Una vez en marcha, salieron a buscar las debilidades del equipo probándolo en simuladores pulmonares de Rosario e incluso en la Asociación de Anestesia, Analgesia y Reanimación de Buenos Aires, donde trabajaron con profesionales y terapistas durante por lo menos 72 horas. El Hospital El Cruce fue otro espacio de prueba y allí los ingenieros clínicos exigieron el prototipo al máximo.
Hoy ya podrían hacerse mil por semana, afirmaron. Y ese es el desafío que plantean los ingenieros: “Ante un virus que es exponencial, tenemos que fabricar una máquina exponencial” para hacerle frente. “Estamos por lo menos cinco veces por debajo de los costos de un respirador en el mercado, pero además no hay”, agrega.
Una valija de herramientas
Inventu tiene ya ocho años, y camina rápido. Carpman y Darío Fernández, ingeniero eléctrico, iniciaron el camino arreglando máquinas. “Darío tiene un don para reparar equipos difíciles, y a eso le sumamos el diseño de equipos especiales que no había en el mercado para la industria”, señala.
Un alimentador de vidrio, una trituradora de toallitas femeninas para Johnson & Johnson, una empaquetadora para los huevos Kinder y otra para el Chocolino, de La Virginia. No llegaban a los 30 años por entones, y ahora aún no llegan a los 40. “Hicimos una sola entrevista para contratar personal porque no nos sentíamos capacitados para hacerlo”, recuerda.

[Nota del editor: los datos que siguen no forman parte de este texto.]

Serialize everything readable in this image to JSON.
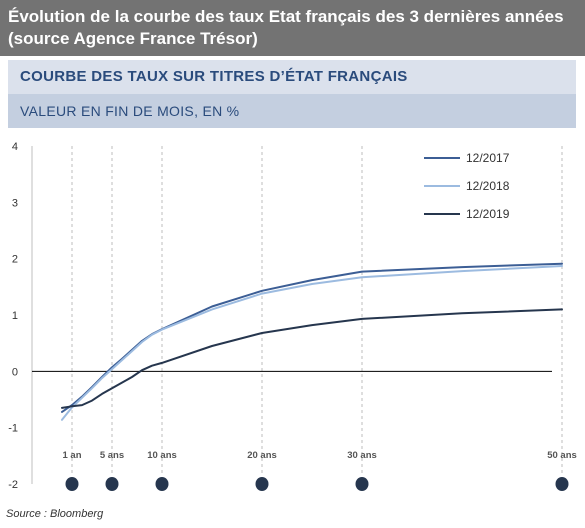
{
  "header": {
    "title": "Évolution de la courbe des taux Etat français des 3 dernières années (source Agence France Trésor)"
  },
  "chart_header": {
    "title": "COURBE DES TAUX SUR TITRES D’ÉTAT FRANÇAIS",
    "subtitle": "VALEUR EN FIN DE MOIS, EN %"
  },
  "source": "Source : Bloomberg",
  "chart_data": {
    "type": "line",
    "title": "COURBE DES TAUX SUR TITRES D’ÉTAT FRANÇAIS",
    "subtitle": "VALEUR EN FIN DE MOIS, EN %",
    "xlabel": "",
    "ylabel": "",
    "xlim": [
      -3,
      51
    ],
    "ylim": [
      -2,
      4
    ],
    "yticks": [
      -2,
      -1,
      0,
      1,
      2,
      3,
      4
    ],
    "xticks": [
      {
        "x": 1,
        "label": "1 an"
      },
      {
        "x": 5,
        "label": "5 ans"
      },
      {
        "x": 10,
        "label": "10 ans"
      },
      {
        "x": 20,
        "label": "20 ans"
      },
      {
        "x": 30,
        "label": "30 ans"
      },
      {
        "x": 50,
        "label": "50 ans"
      }
    ],
    "grid": "vertical dashed at x ticks",
    "legend_position": "top-right",
    "series": [
      {
        "name": "12/2017",
        "color": "#3c5e95",
        "x": [
          0,
          1,
          2,
          3,
          4,
          5,
          6,
          7,
          8,
          9,
          10,
          15,
          20,
          25,
          30,
          40,
          50
        ],
        "y": [
          -0.72,
          -0.6,
          -0.45,
          -0.28,
          -0.1,
          0.07,
          0.22,
          0.38,
          0.54,
          0.66,
          0.75,
          1.15,
          1.43,
          1.62,
          1.77,
          1.85,
          1.91
        ]
      },
      {
        "name": "12/2018",
        "color": "#9cbbe0",
        "x": [
          0,
          1,
          2,
          3,
          4,
          5,
          6,
          7,
          8,
          9,
          10,
          15,
          20,
          25,
          30,
          40,
          50
        ],
        "y": [
          -0.86,
          -0.64,
          -0.47,
          -0.3,
          -0.12,
          0.04,
          0.2,
          0.36,
          0.52,
          0.65,
          0.74,
          1.1,
          1.38,
          1.55,
          1.67,
          1.78,
          1.87
        ]
      },
      {
        "name": "12/2019",
        "color": "#26364e",
        "x": [
          0,
          1,
          2,
          3,
          4,
          5,
          6,
          7,
          8,
          9,
          10,
          15,
          20,
          25,
          30,
          40,
          50
        ],
        "y": [
          -0.65,
          -0.62,
          -0.6,
          -0.52,
          -0.4,
          -0.3,
          -0.2,
          -0.1,
          0.02,
          0.1,
          0.15,
          0.45,
          0.68,
          0.82,
          0.93,
          1.03,
          1.1
        ]
      }
    ]
  }
}
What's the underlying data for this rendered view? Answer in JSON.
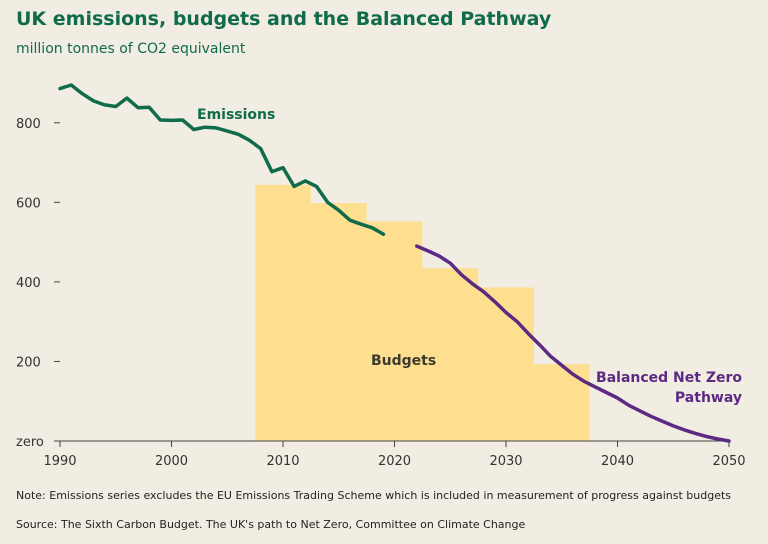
{
  "title": "UK emissions, budgets and the Balanced Pathway",
  "subtitle": "million tonnes of CO2 equivalent",
  "note": "Note: Emissions series excludes the EU Emissions Trading Scheme which is included in measurement of progress against budgets",
  "source": "Source: The Sixth Carbon Budget. The UK's path to Net Zero, Committee on Climate Change",
  "colors": {
    "emissions": "#0f6b4a",
    "pathway": "#5c2a83",
    "budgets": "#fddf8f",
    "text": "#3c3a30",
    "background": "#f1ede2"
  },
  "chart_data": {
    "type": "line",
    "xlim": [
      1990,
      2050
    ],
    "ylim": [
      0,
      900
    ],
    "x_ticks": [
      1990,
      2000,
      2010,
      2020,
      2030,
      2040,
      2050
    ],
    "y_ticks": [
      {
        "value": 0,
        "label": "zero"
      },
      {
        "value": 200,
        "label": "200"
      },
      {
        "value": 400,
        "label": "400"
      },
      {
        "value": 600,
        "label": "600"
      },
      {
        "value": 800,
        "label": "800"
      }
    ],
    "grid": false,
    "annotations": {
      "emissions": "Emissions",
      "budgets": "Budgets",
      "pathway_line1": "Balanced Net Zero",
      "pathway_line2": "Pathway"
    },
    "budgets": [
      {
        "start": 2008,
        "end": 2012,
        "value": 644
      },
      {
        "start": 2013,
        "end": 2017,
        "value": 598
      },
      {
        "start": 2018,
        "end": 2022,
        "value": 552
      },
      {
        "start": 2023,
        "end": 2027,
        "value": 434
      },
      {
        "start": 2028,
        "end": 2032,
        "value": 386
      },
      {
        "start": 2033,
        "end": 2037,
        "value": 193
      }
    ],
    "series": [
      {
        "name": "Emissions",
        "points": [
          [
            1990,
            886
          ],
          [
            1991,
            895
          ],
          [
            1992,
            873
          ],
          [
            1993,
            855
          ],
          [
            1994,
            845
          ],
          [
            1995,
            841
          ],
          [
            1996,
            862
          ],
          [
            1997,
            838
          ],
          [
            1998,
            839
          ],
          [
            1999,
            807
          ],
          [
            2000,
            806
          ],
          [
            2001,
            807
          ],
          [
            2002,
            783
          ],
          [
            2003,
            789
          ],
          [
            2004,
            787
          ],
          [
            2005,
            779
          ],
          [
            2006,
            771
          ],
          [
            2007,
            756
          ],
          [
            2008,
            735
          ],
          [
            2009,
            677
          ],
          [
            2010,
            687
          ],
          [
            2011,
            640
          ],
          [
            2012,
            654
          ],
          [
            2013,
            640
          ],
          [
            2014,
            600
          ],
          [
            2015,
            580
          ],
          [
            2016,
            555
          ],
          [
            2017,
            545
          ],
          [
            2018,
            536
          ],
          [
            2019,
            520
          ]
        ]
      },
      {
        "name": "Balanced Net Zero Pathway",
        "points": [
          [
            2022,
            490
          ],
          [
            2023,
            478
          ],
          [
            2024,
            465
          ],
          [
            2025,
            447
          ],
          [
            2026,
            418
          ],
          [
            2027,
            395
          ],
          [
            2028,
            375
          ],
          [
            2029,
            350
          ],
          [
            2030,
            323
          ],
          [
            2031,
            300
          ],
          [
            2032,
            270
          ],
          [
            2033,
            242
          ],
          [
            2034,
            213
          ],
          [
            2035,
            190
          ],
          [
            2036,
            168
          ],
          [
            2037,
            150
          ],
          [
            2038,
            136
          ],
          [
            2039,
            122
          ],
          [
            2040,
            108
          ],
          [
            2041,
            90
          ],
          [
            2042,
            76
          ],
          [
            2043,
            62
          ],
          [
            2044,
            50
          ],
          [
            2045,
            38
          ],
          [
            2046,
            28
          ],
          [
            2047,
            19
          ],
          [
            2048,
            11
          ],
          [
            2049,
            5
          ],
          [
            2050,
            0
          ]
        ]
      }
    ]
  }
}
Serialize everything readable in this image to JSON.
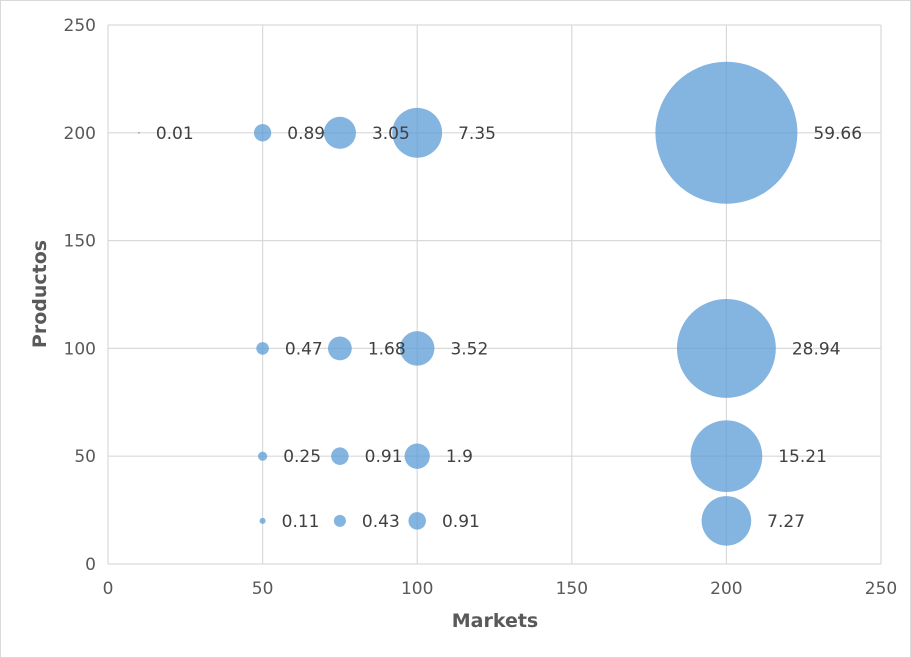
{
  "chart_data": {
    "type": "scatter",
    "title": "",
    "xlabel": "Markets",
    "ylabel": "Productos",
    "xlim": [
      0,
      250
    ],
    "ylim": [
      0,
      250
    ],
    "x_ticks": [
      0,
      50,
      100,
      150,
      200,
      250
    ],
    "y_ticks": [
      0,
      50,
      100,
      150,
      200,
      250
    ],
    "grid": true,
    "bubble_color": "#5b9bd5",
    "points": [
      {
        "x": 10,
        "y": 200,
        "size": 0.01,
        "label": "0.01"
      },
      {
        "x": 50,
        "y": 200,
        "size": 0.89,
        "label": "0.89"
      },
      {
        "x": 75,
        "y": 200,
        "size": 3.05,
        "label": "3.05"
      },
      {
        "x": 100,
        "y": 200,
        "size": 7.35,
        "label": "7.35"
      },
      {
        "x": 200,
        "y": 200,
        "size": 59.66,
        "label": "59.66"
      },
      {
        "x": 50,
        "y": 100,
        "size": 0.47,
        "label": "0.47"
      },
      {
        "x": 75,
        "y": 100,
        "size": 1.68,
        "label": "1.68"
      },
      {
        "x": 100,
        "y": 100,
        "size": 3.52,
        "label": "3.52"
      },
      {
        "x": 200,
        "y": 100,
        "size": 28.94,
        "label": "28.94"
      },
      {
        "x": 50,
        "y": 50,
        "size": 0.25,
        "label": "0.25"
      },
      {
        "x": 75,
        "y": 50,
        "size": 0.91,
        "label": "0.91"
      },
      {
        "x": 100,
        "y": 50,
        "size": 1.9,
        "label": "1.9"
      },
      {
        "x": 200,
        "y": 50,
        "size": 15.21,
        "label": "15.21"
      },
      {
        "x": 50,
        "y": 20,
        "size": 0.11,
        "label": "0.11"
      },
      {
        "x": 75,
        "y": 20,
        "size": 0.43,
        "label": "0.43"
      },
      {
        "x": 100,
        "y": 20,
        "size": 0.91,
        "label": "0.91"
      },
      {
        "x": 200,
        "y": 20,
        "size": 7.27,
        "label": "7.27"
      }
    ]
  }
}
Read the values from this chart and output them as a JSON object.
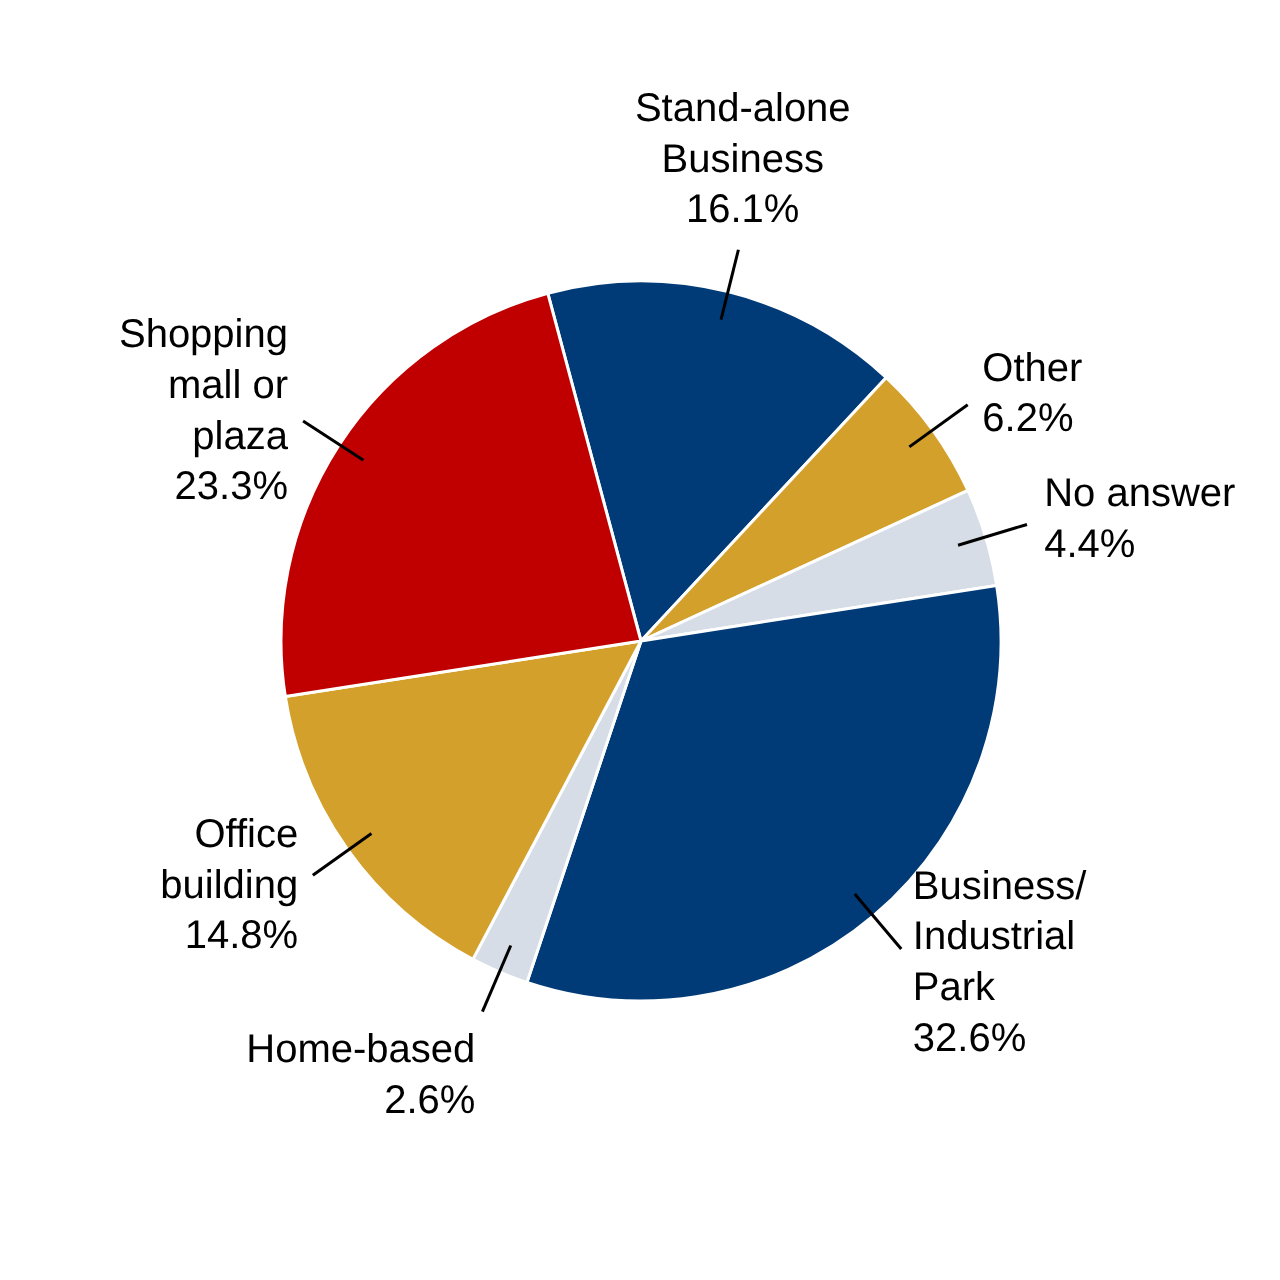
{
  "chart_data": {
    "type": "pie",
    "categories": [
      "Stand-alone Business",
      "Other",
      "No answer",
      "Business/Industrial Park",
      "Home-based",
      "Office building",
      "Shopping mall or plaza"
    ],
    "values": [
      16.1,
      6.2,
      4.4,
      32.6,
      2.6,
      14.8,
      23.3
    ],
    "value_labels": [
      "16.1%",
      "6.2%",
      "4.4%",
      "32.6%",
      "2.6%",
      "14.8%",
      "23.3%"
    ],
    "colors": [
      "#003b78",
      "#d4a02c",
      "#d6dde6",
      "#003b78",
      "#d6dde6",
      "#d4a02c",
      "#c00000"
    ]
  }
}
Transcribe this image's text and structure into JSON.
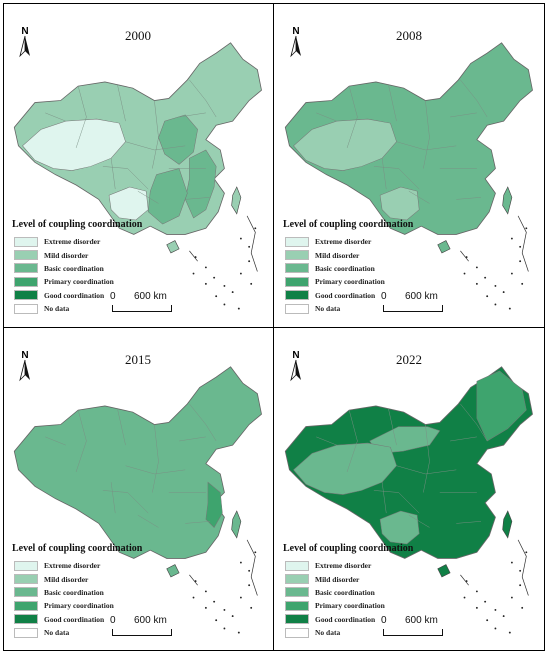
{
  "legend": {
    "title": "Level of coupling coordination",
    "items": [
      {
        "label": "Extreme disorder",
        "color": "#dff5ee"
      },
      {
        "label": "Mild disorder",
        "color": "#99cfb2"
      },
      {
        "label": "Basic coordination",
        "color": "#6ab88f"
      },
      {
        "label": "Primary coordination",
        "color": "#3ea46e"
      },
      {
        "label": "Good coordination",
        "color": "#108046"
      },
      {
        "label": "No data",
        "color": "#ffffff"
      }
    ]
  },
  "scale": {
    "zero": "0",
    "distance": "600 km"
  },
  "north_label": "N",
  "panels": [
    {
      "year": "2000",
      "base_level": "Mild disorder",
      "regions": [
        {
          "name": "tibet-qinghai",
          "level": "Extreme disorder"
        },
        {
          "name": "southwest",
          "level": "Extreme disorder"
        },
        {
          "name": "north-china-plain",
          "level": "Basic coordination"
        },
        {
          "name": "east-coast",
          "level": "Basic coordination"
        },
        {
          "name": "central-south",
          "level": "Basic coordination"
        }
      ]
    },
    {
      "year": "2008",
      "base_level": "Basic coordination",
      "regions": [
        {
          "name": "tibet-qinghai",
          "level": "Mild disorder"
        },
        {
          "name": "southwest",
          "level": "Mild disorder"
        }
      ]
    },
    {
      "year": "2015",
      "base_level": "Basic coordination",
      "regions": [
        {
          "name": "jiangsu-zhejiang",
          "level": "Primary coordination"
        }
      ]
    },
    {
      "year": "2022",
      "base_level": "Good coordination",
      "regions": [
        {
          "name": "inner-north",
          "level": "Basic coordination"
        },
        {
          "name": "tibet-qinghai",
          "level": "Basic coordination"
        },
        {
          "name": "southwest",
          "level": "Basic coordination"
        },
        {
          "name": "northeast",
          "level": "Primary coordination"
        }
      ]
    }
  ]
}
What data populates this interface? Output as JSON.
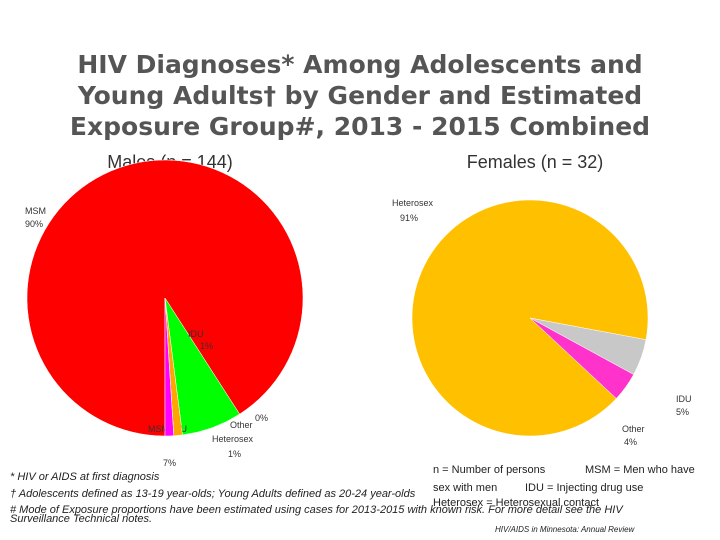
{
  "title_lines": [
    "HIV Diagnoses* Among Adolescents and",
    "Young Adults† by Gender and Estimated",
    "Exposure Group#, 2013 - 2015 Combined"
  ],
  "chart_data": [
    {
      "type": "pie",
      "title": "Males (n = 144)",
      "categories": [
        "MSM",
        "MSM/IDU",
        "IDU",
        "Other",
        "Heterosex"
      ],
      "values": [
        90,
        7,
        1,
        0,
        1
      ],
      "value_labels": [
        "90%",
        "7%",
        "1%",
        "0%",
        "1%"
      ],
      "colors": [
        "#ff0000",
        "#00ff00",
        "#ffa500",
        "#808080",
        "#ff00ff"
      ]
    },
    {
      "type": "pie",
      "title": "Females (n = 32)",
      "categories": [
        "Heterosex",
        "IDU",
        "Other"
      ],
      "values": [
        91,
        5,
        4
      ],
      "value_labels": [
        "91%",
        "5%",
        "4%"
      ],
      "colors": [
        "#ffc000",
        "#c8c8c8",
        "#ff33cc"
      ]
    }
  ],
  "footnotes": [
    "* HIV or AIDS at first diagnosis",
    "† Adolescents defined as 13-19 year-olds; Young Adults defined as 20-24 year-olds",
    "# Mode of Exposure proportions have been estimated using cases for 2013-2015 with known risk. For more detail see the HIV",
    "Surveillance Technical notes."
  ],
  "legend_notes": [
    "n = Number of persons",
    "MSM = Men who have",
    "sex with men",
    "IDU = Injecting drug use",
    "Heterosex = Heterosexual contact"
  ],
  "source": "HIV/AIDS in Minnesota: Annual Review"
}
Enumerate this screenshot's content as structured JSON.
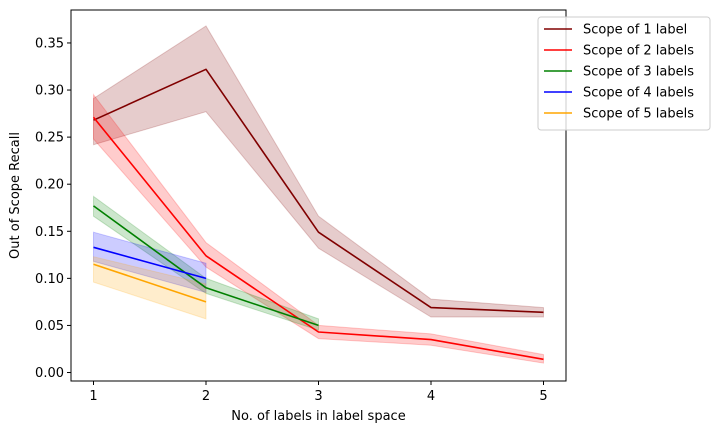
{
  "chart_data": {
    "type": "line",
    "title": "",
    "xlabel": "No. of labels in label space",
    "ylabel": "Out of Scope Recall",
    "xlim": [
      0.8,
      5.2
    ],
    "ylim": [
      -0.009,
      0.385
    ],
    "xticks": [
      1,
      2,
      3,
      4,
      5
    ],
    "xtick_labels": [
      "1",
      "2",
      "3",
      "4",
      "5"
    ],
    "yticks": [
      0.0,
      0.05,
      0.1,
      0.15,
      0.2,
      0.25,
      0.3,
      0.35
    ],
    "ytick_labels": [
      "0.00",
      "0.05",
      "0.10",
      "0.15",
      "0.20",
      "0.25",
      "0.30",
      "0.35"
    ],
    "legend_position": "top-right (outside plot)",
    "grid": false,
    "series": [
      {
        "name": "Scope of 1 label",
        "color": "#800000",
        "x": [
          1,
          2,
          3,
          4,
          5
        ],
        "values": [
          0.268,
          0.322,
          0.149,
          0.069,
          0.064
        ],
        "lower": [
          0.242,
          0.277,
          0.132,
          0.059,
          0.059
        ],
        "upper": [
          0.291,
          0.368,
          0.166,
          0.078,
          0.069
        ]
      },
      {
        "name": "Scope of 2 labels",
        "color": "#ff0000",
        "x": [
          1,
          2,
          3,
          4,
          5
        ],
        "values": [
          0.271,
          0.124,
          0.043,
          0.035,
          0.014
        ],
        "lower": [
          0.248,
          0.112,
          0.036,
          0.029,
          0.01
        ],
        "upper": [
          0.295,
          0.138,
          0.05,
          0.041,
          0.019
        ]
      },
      {
        "name": "Scope of 3 labels",
        "color": "#008000",
        "x": [
          1,
          2,
          3
        ],
        "values": [
          0.177,
          0.09,
          0.05
        ],
        "lower": [
          0.166,
          0.084,
          0.045
        ],
        "upper": [
          0.187,
          0.1,
          0.057
        ]
      },
      {
        "name": "Scope of 4 labels",
        "color": "#0000ff",
        "x": [
          1,
          2
        ],
        "values": [
          0.133,
          0.1
        ],
        "lower": [
          0.118,
          0.085
        ],
        "upper": [
          0.149,
          0.116
        ]
      },
      {
        "name": "Scope of 5 labels",
        "color": "#ffa500",
        "x": [
          1,
          2
        ],
        "values": [
          0.115,
          0.075
        ],
        "lower": [
          0.096,
          0.057
        ],
        "upper": [
          0.123,
          0.094
        ]
      }
    ]
  }
}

Eso avanzó, sin embargo, hace poco más de un año, comenzaron a pensar en proyectos innovadores. Germán Campero continuó en la empresa y se sumó Roberto Bisso, que venía de la actividad pública e incluso llegó a desempeñarse como subsecretario de Energía de la provincia.
Ahí apareció el proyecto de construir un trole eléctrico para la ciudad utilizando componentes industriales y el conocimiento de la industria ferroviaria, y la empresa Movi lo puso en marcha. Vinieron los controles remotos para locomotoras y locomotoras con telemedición, que permiten saber su ubicación continua, su recorrido y el consumo de potencia del motor.
“Esta es una empresa que tiene mucho de lo que uno quiere y busca”, afirma Bisso, presentándose como el mayor del equipo con 41 años, y agrega: “No sólo es innovadora, sino que además se sostiene en el concepto de la equidad, tanto de compartir conocimientos como en los recursos”.
Ahora todas las miradas están puestas en el proceso de autorización del ventilador por parte de la Administración Nacional de Medicamentos, Alimentos y Tecnología Médica (Anmat). Y, de hecho, apenas eso se logre, los planos del respirador rosarino estarán disponibles en internet. “Que lo tome la provincia, el país y el mundo, esa es la esperanza”, auguran.